La realtà, però, è che queste manifestazioni sono di fatto protette dalla legge (vedi articolo GeaPress) e gli stessi provvedimenti sul maltrattamento e uccisione possono intervenire solo molto in secondo piano rispetto allo svolgimento della corsa. Ad ogni modo, una corsa andata male è un fatto che non pregiudica la successiva edizione (almeno da un punto di vista giuridico).

Niente sabbia lungo il percorso e cavalli incitati a correre (ovvero a scappare, secondo l’Associazione Italian Horse Protection Association) finanche sul pavimento bagnato dalla pioggia. Tiffany morì, ed altri cavalli caddero. La realtà, dicono sempre dall’ Italian Horse Protection Association, è che nessuno fa sapere veramente cosa succede poi ai cavalli.
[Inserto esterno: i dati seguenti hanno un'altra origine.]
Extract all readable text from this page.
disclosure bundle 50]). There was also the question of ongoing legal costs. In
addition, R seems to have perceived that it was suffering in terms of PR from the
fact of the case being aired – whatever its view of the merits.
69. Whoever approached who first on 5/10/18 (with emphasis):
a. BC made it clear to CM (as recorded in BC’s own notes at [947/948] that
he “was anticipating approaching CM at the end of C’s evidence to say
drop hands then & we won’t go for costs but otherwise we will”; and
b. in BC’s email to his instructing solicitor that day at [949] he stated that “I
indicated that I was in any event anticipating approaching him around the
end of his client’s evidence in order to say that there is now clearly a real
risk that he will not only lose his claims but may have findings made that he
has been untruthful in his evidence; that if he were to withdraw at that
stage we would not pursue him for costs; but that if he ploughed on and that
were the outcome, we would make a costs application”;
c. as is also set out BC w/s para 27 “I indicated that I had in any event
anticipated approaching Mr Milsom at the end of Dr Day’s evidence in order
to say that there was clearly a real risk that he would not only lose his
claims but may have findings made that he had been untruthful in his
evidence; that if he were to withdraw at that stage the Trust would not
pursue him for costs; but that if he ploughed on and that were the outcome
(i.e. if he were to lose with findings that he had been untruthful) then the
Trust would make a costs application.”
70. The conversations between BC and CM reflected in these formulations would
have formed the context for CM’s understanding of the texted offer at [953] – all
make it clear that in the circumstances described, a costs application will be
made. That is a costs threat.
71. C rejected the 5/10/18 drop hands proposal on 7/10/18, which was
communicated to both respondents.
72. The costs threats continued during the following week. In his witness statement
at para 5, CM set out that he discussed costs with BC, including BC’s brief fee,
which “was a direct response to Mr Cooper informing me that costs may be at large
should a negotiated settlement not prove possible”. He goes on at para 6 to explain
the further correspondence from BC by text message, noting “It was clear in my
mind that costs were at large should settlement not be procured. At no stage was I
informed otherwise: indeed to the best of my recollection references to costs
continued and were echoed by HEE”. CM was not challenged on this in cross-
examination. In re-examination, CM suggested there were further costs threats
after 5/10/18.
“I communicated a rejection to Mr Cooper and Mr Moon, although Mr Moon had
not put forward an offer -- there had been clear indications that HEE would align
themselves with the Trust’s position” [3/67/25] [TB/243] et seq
La stessa mortale caduta di Ronciglione venne documentata dalla casuale presenza, proprio in quel punto, di uno spettatore fornito di telecamera.

Il Palio si farà anche quest’anno e, tanto per non scordasi niente, il Comune ha fatto ricorso al TAR contro lo nuova Ordinanza del Ministero della Salute che, nel luglio scorso, ha sostituito la precedente, che il Comune non era arrivato ad impugnare. Nulla di realmente penalizzante è scritto nell’Ordinanza, ma meglio non avere rotture di scatole, ad esempio con la sistemazione della costosa sabbia lungo il percorso. L’indiscrezione sull’avvenuto ricorso è stata riportata proprio da Italian Horse Protection Association che chiede ora al Ministro della Sanità e al Ministro dell’Interno, di intervenire per porre fine definitivamente a quella che viene definita una “barbarie“.